Firmalarının etkinliğini artırmak ve özellikle makine ile kalıp sektöründe yapılan çalışma ve yatırımlara yoğunlaşmak amacıyla Ar-Ge merkezi kurduklarını...

Firmalarının etkinliğini artırmak ve özellikle makine ile kalıp sektöründe yapılan çalışma ve yatırımlara yoğunlaşmak amacıyla Ar-Ge merkezi kurduklarını söyleyen Teleset Group/Metalsan Ar-Ge Müdürü Soner Hanoğlu, “İstanbul’da 1986 yılında kurulan Teleset Group, ilk olarak degauss bobini üretimiyle ana sanayiye hizmet vermeye başladı. 1994 yılında Manisa’daki yerleşkesine taşınan ve yapılan yatırımlarla büyüyerek ürün yelpazesini genişleten firmamız, bugün dört ayrı grup şirketi, yurt içi ve yurt dışında toplam dokuz ayrı üretim tesisiyle faaliyetlerini sürdürüyor. 2 bine yakın çalışanıyla ulusal ve uluslararası pazardaki müşterilere hizmet veren Teleset Group; kondanser, metal parça, çevre ısıtıcı, strafor ve kablo gruplarına yönelik çeşitli proses çözümleri sunuyor” diyor. Bilim, Sanayi ve Teknoloji Bakanlığı tarafından 2016 yılının son haftasında yapılan denetimlerin ardından Ar-Ge merkezi olarak tescil edildiklerini söyleyen Hanoğlu, sektörde sahip oldukları yetkinliği Ar-Ge merkezleri sayesinde artıracaklarını vurguluyor.
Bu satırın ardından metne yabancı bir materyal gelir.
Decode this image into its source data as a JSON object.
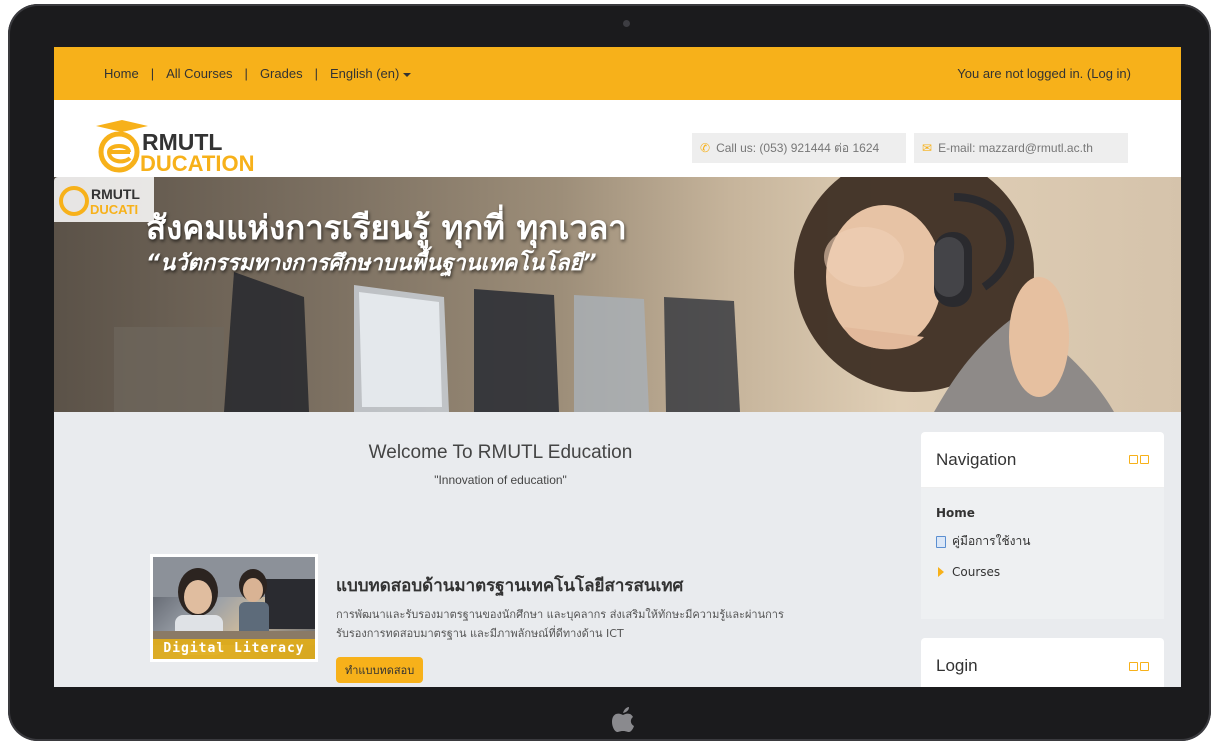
{
  "topbar": {
    "nav": [
      "Home",
      "All Courses",
      "Grades",
      "English (en)"
    ],
    "login_status": "You are not logged in. (Log in)"
  },
  "header": {
    "logo_text_1": "RMUTL",
    "logo_text_2": "DUCATION",
    "phone": "Call us: (053) 921444 ต่อ 1624",
    "email": "E-mail: mazzard@rmutl.ac.th"
  },
  "banner": {
    "title": "สังคมแห่งการเรียนรู้ ทุกที่ ทุกเวลา",
    "subtitle": "“นวัตกรรมทางการศึกษาบนพื้นฐานเทคโนโลยี”",
    "logo_text_1": "RMUTL",
    "logo_text_2": "DUCATI"
  },
  "content": {
    "welcome": "Welcome To RMUTL Education",
    "tagline": "\"Innovation of education\"",
    "course": {
      "image_label": "Digital Literacy",
      "title": "แบบทดสอบด้านมาตรฐานเทคโนโลยีสารสนเทศ",
      "description_1": "การพัฒนาและรับรองมาตรฐานของนักศึกษา และบุคลากร ส่งเสริมให้ทักษะมีความรู้และผ่านการ",
      "description_2": "รับรองการทดสอบมาตรฐาน และมีภาพลักษณ์ที่ดีทางด้าน ICT",
      "button": "ทำแบบทดสอบ"
    }
  },
  "sidebar": {
    "navigation": {
      "title": "Navigation",
      "home": "Home",
      "items": [
        "คู่มือการใช้งาน",
        "Courses"
      ]
    },
    "login": {
      "title": "Login"
    }
  },
  "colors": {
    "accent": "#f7b11a",
    "background": "#e9ebee",
    "text": "#333333"
  }
}
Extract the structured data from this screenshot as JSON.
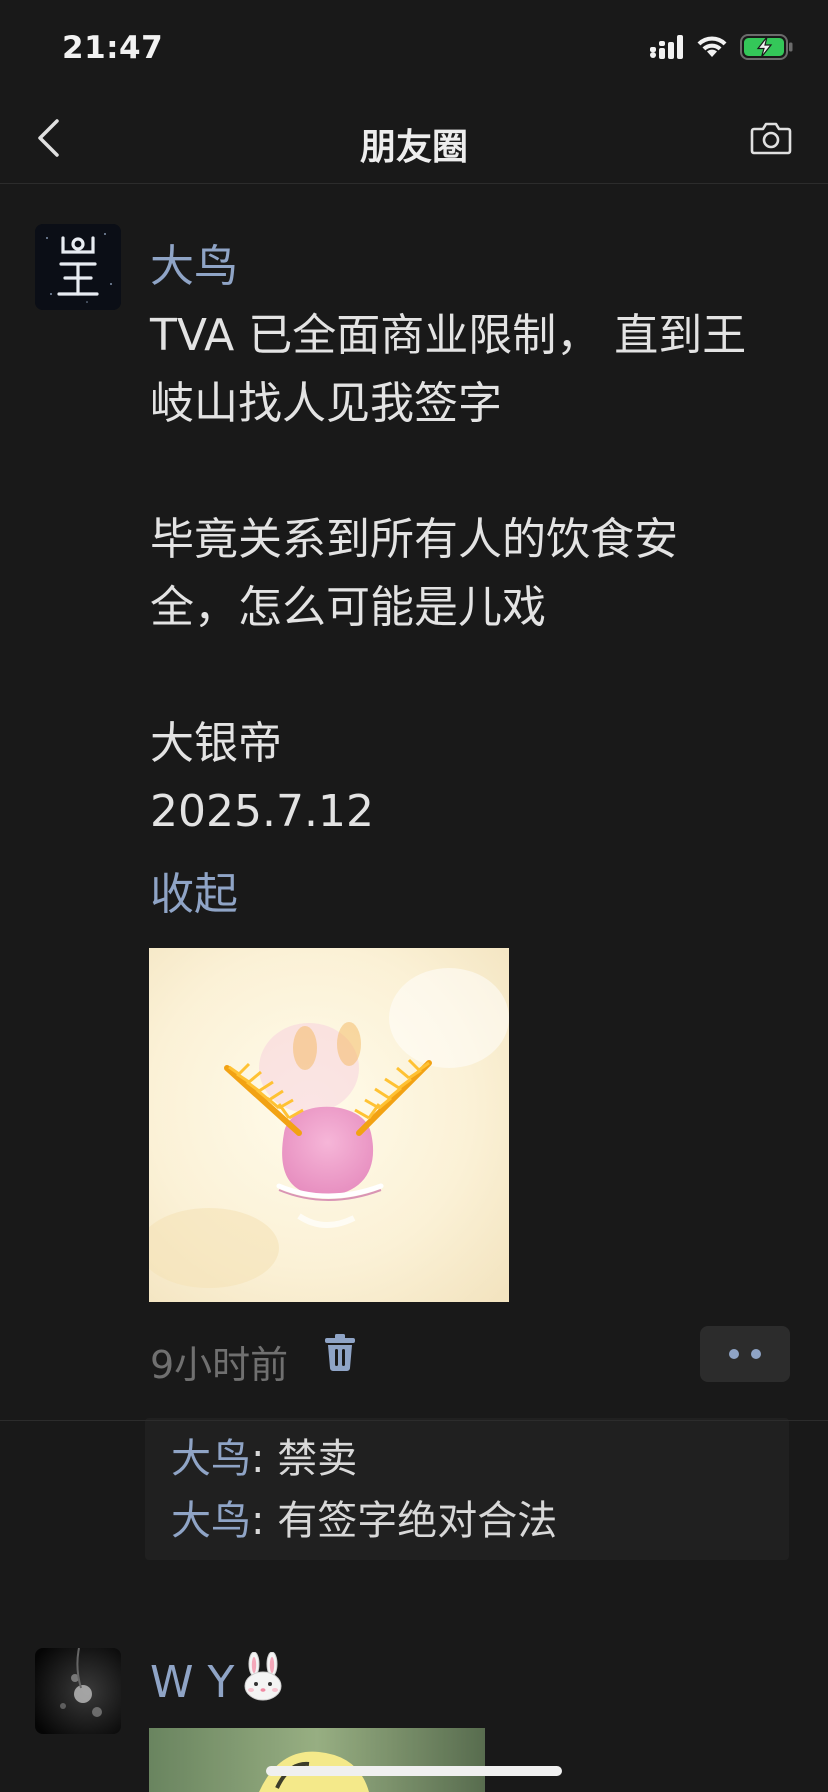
{
  "status_bar": {
    "time": "21:47",
    "icons": [
      "signal-icon",
      "wifi-icon",
      "battery-charging-icon"
    ],
    "battery_color": "#34c759"
  },
  "nav": {
    "title": "朋友圈",
    "left_icon": "chevron-left-icon",
    "right_icon": "camera-icon"
  },
  "post": {
    "author": "大鸟",
    "lines": [
      "TVA 已全面商业限制， 直到王",
      "岐山找人见我签字",
      "毕竟关系到所有人的饮食安",
      "全，怎么可能是儿戏",
      "大银帝",
      "2025.7.12"
    ],
    "collapse": "收起",
    "time": "9小时前",
    "comments": [
      {
        "author": "大鸟",
        "sep": ": ",
        "text": "禁卖"
      },
      {
        "author": "大鸟",
        "sep": ": ",
        "text": "有签字绝对合法"
      }
    ]
  },
  "next_post": {
    "author": "W Y",
    "author_emoji_icon": "rabbit-face-icon"
  },
  "colors": {
    "background": "#191919",
    "link": "#8fa4c6",
    "text": "#e3e3e3",
    "muted": "#707070",
    "comment_bg": "#202020"
  }
}
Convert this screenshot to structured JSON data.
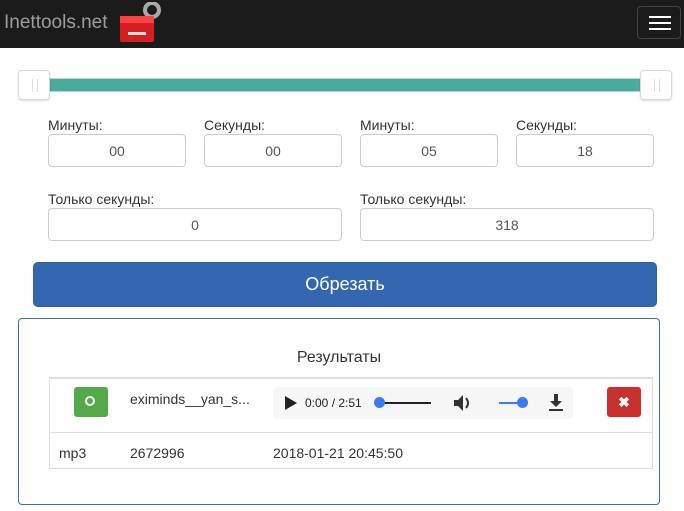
{
  "nav": {
    "brand": "Inettools.net"
  },
  "slider": {
    "start_fraction": 0,
    "end_fraction": 1,
    "color": "#48ad9e"
  },
  "start": {
    "minutes_label": "Минуты:",
    "minutes": "00",
    "seconds_label": "Секунды:",
    "seconds": "00",
    "only_seconds_label": "Только секунды:",
    "only_seconds": "0"
  },
  "end": {
    "minutes_label": "Минуты:",
    "minutes": "05",
    "seconds_label": "Секунды:",
    "seconds": "18",
    "only_seconds_label": "Только секунды:",
    "only_seconds": "318"
  },
  "cut_label": "Обрезать",
  "results": {
    "title": "Результаты",
    "file": {
      "name": "eximinds__yan_s...",
      "time": "0:00 / 2:51",
      "format": "mp3",
      "size": "2672996",
      "date": "2018-01-21 20:45:50",
      "delete_glyph": "✖"
    }
  }
}
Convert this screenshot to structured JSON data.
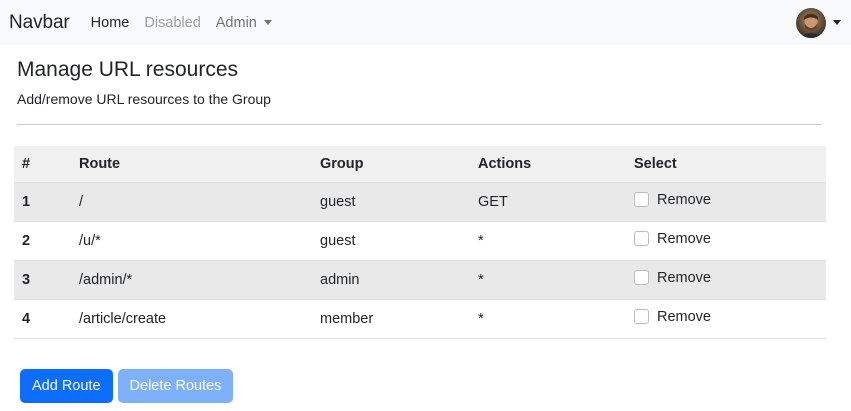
{
  "navbar": {
    "brand": "Navbar",
    "links": [
      {
        "label": "Home"
      },
      {
        "label": "Disabled"
      },
      {
        "label": "Admin"
      }
    ]
  },
  "page": {
    "title": "Manage URL resources",
    "subtitle": "Add/remove URL resources to the Group"
  },
  "table": {
    "headers": [
      "#",
      "Route",
      "Group",
      "Actions",
      "Select"
    ],
    "rows": [
      {
        "num": "1",
        "route": "/",
        "group": "guest",
        "actions": "GET",
        "select_label": "Remove"
      },
      {
        "num": "2",
        "route": "/u/*",
        "group": "guest",
        "actions": "*",
        "select_label": "Remove"
      },
      {
        "num": "3",
        "route": "/admin/*",
        "group": "admin",
        "actions": "*",
        "select_label": "Remove"
      },
      {
        "num": "4",
        "route": "/article/create",
        "group": "member",
        "actions": "*",
        "select_label": "Remove"
      }
    ]
  },
  "buttons": {
    "add_label": "Add Route",
    "delete_label": "Delete Routes"
  },
  "colors": {
    "primary": "#0d6efd",
    "primary_disabled": "#7fb0fc",
    "navbar_bg": "#f8f9fa"
  }
}
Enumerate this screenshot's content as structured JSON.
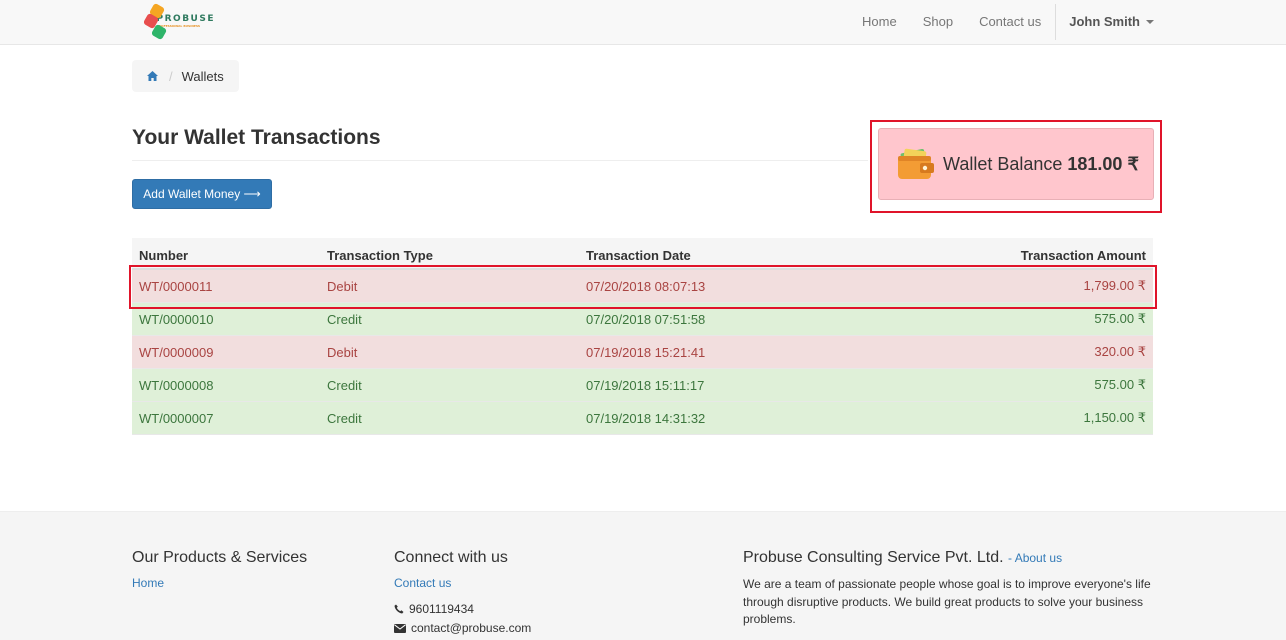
{
  "brand": {
    "name": "PROBUSE",
    "tagline": "PROFESSIONAL BUSINESS"
  },
  "nav": {
    "links": [
      "Home",
      "Shop",
      "Contact us"
    ],
    "user": "John Smith"
  },
  "breadcrumb": {
    "current": "Wallets"
  },
  "page": {
    "title": "Your Wallet Transactions",
    "add_button": "Add Wallet Money ⟶"
  },
  "wallet": {
    "label": "Wallet Balance",
    "value": "181.00 ₹"
  },
  "table": {
    "headers": [
      "Number",
      "Transaction Type",
      "Transaction Date",
      "Transaction Amount"
    ],
    "rows": [
      {
        "number": "WT/0000011",
        "type": "Debit",
        "date": "07/20/2018 08:07:13",
        "amount": "1,799.00 ₹"
      },
      {
        "number": "WT/0000010",
        "type": "Credit",
        "date": "07/20/2018 07:51:58",
        "amount": "575.00 ₹"
      },
      {
        "number": "WT/0000009",
        "type": "Debit",
        "date": "07/19/2018 15:21:41",
        "amount": "320.00 ₹"
      },
      {
        "number": "WT/0000008",
        "type": "Credit",
        "date": "07/19/2018 15:11:17",
        "amount": "575.00 ₹"
      },
      {
        "number": "WT/0000007",
        "type": "Credit",
        "date": "07/19/2018 14:31:32",
        "amount": "1,150.00 ₹"
      }
    ]
  },
  "footer": {
    "products": {
      "title": "Our Products & Services",
      "links": [
        "Home"
      ]
    },
    "connect": {
      "title": "Connect with us",
      "link": "Contact us",
      "phone": "9601119434",
      "email": "contact@probuse.com"
    },
    "company": {
      "title": "Probuse Consulting Service Pvt. Ltd.",
      "about_link": "- About us",
      "text": "We are a team of passionate people whose goal is to improve everyone's life through disruptive products. We build great products to solve your business problems."
    }
  },
  "colors": {
    "accent": "#337ab7",
    "debit_bg": "#f2dede",
    "credit_bg": "#dff0d8",
    "highlight": "#e0142a",
    "balance_bg": "#ffc6cd"
  }
}
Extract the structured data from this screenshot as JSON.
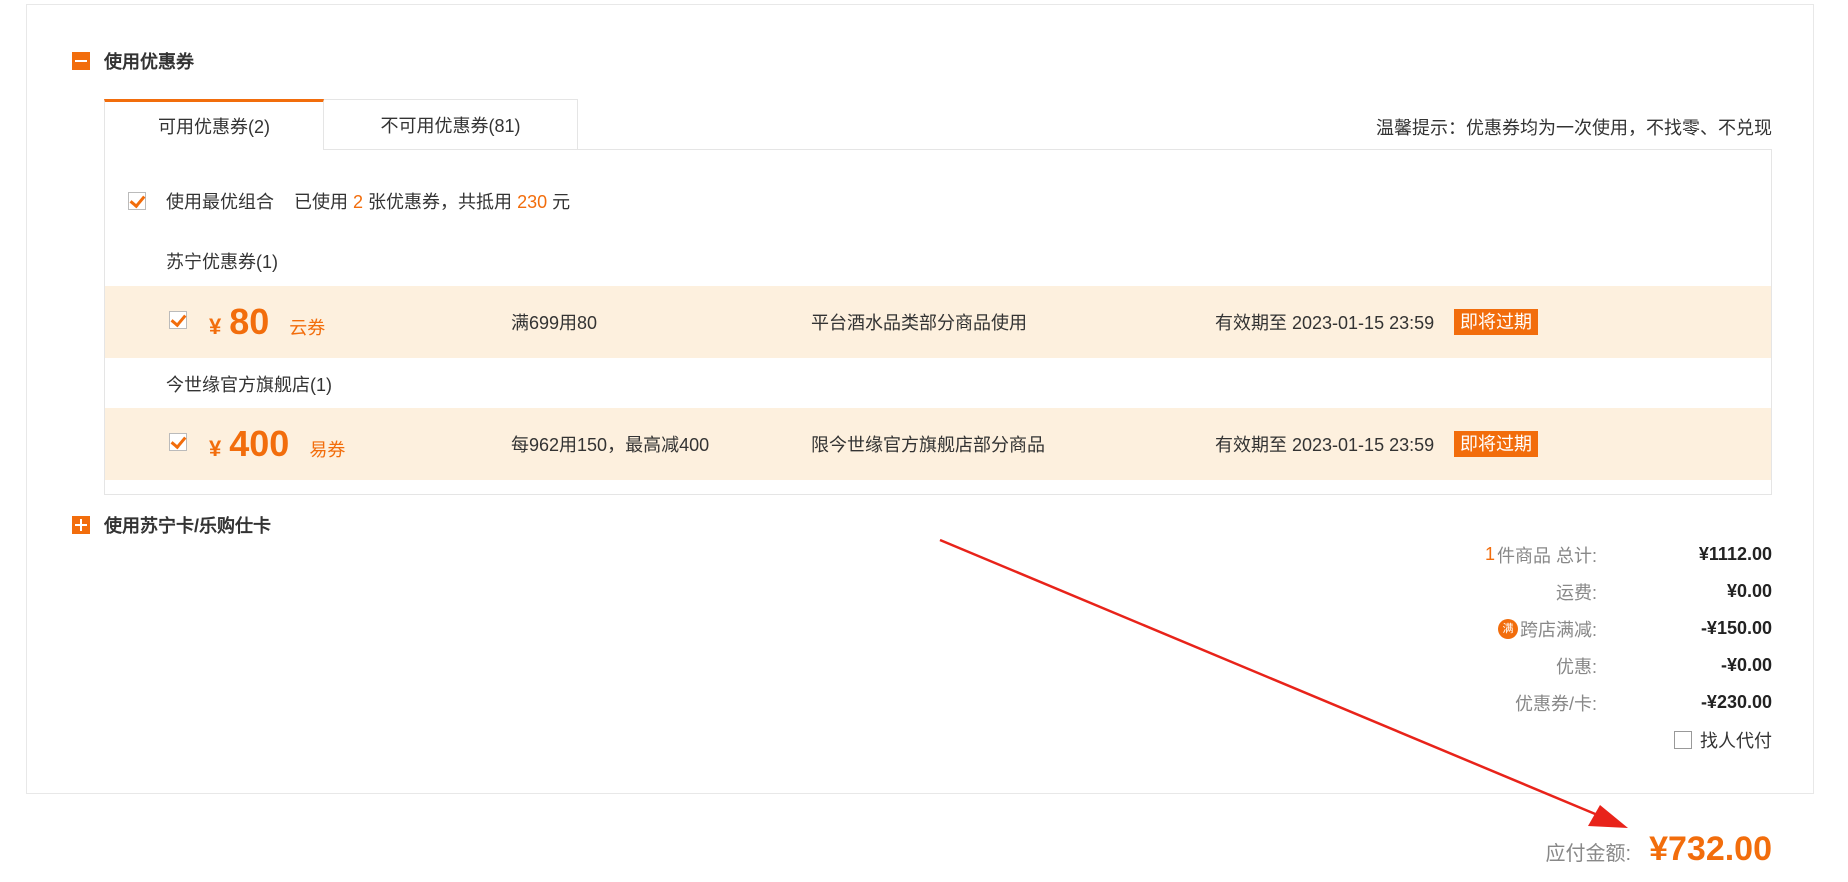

Ar-Ge merkezinizin yapısı ve faaliyetleri hakkında bilgi verir misiniz? Üretime yönelik geliştirilen projeler var mı? Çalışmalarınız ağırlıklı olarak hangi alana yönelik?

Ar-Ge merkezimiz makine ve kalıp ana başlığı altında faaliyetlerini yürütüyor. Bugüne kadar üretim proseslerimizin etkinliğini artırmaya yönelik pek çok projeyi gerçekleştirdik ve çalışmalarımıza yeni projelerle devam ediyoruz. Özellikle üretimde verimliliği artırmak ve yüksek kaliteli ürünleri maliyet avantajı da sağlayarak müşterilerimize sunabilmek için tasarım ve imalatını firmamızın gerçekleştirdiği özel otomasyon robotları Ar-Ge merkezimizin başlıca faaliyet alanları arasında yer alıyor. Bunun yanı sıra yine bu kapsamda yapılan çalışmalara örnek olarak sektördeki en prestijli beyaz eşya üreticilerinden biri olan müşterimizin Romanya ve Güney Afrika fabrikaları için üretilen özel makineler ile sektöründe lider başka bir müşterimizin sadece yurt dışından tedarik edebildiği özel Led TV panel metal kalıplarının tasarım ve imalatını da firmamızda gerçekleştiriyoruz.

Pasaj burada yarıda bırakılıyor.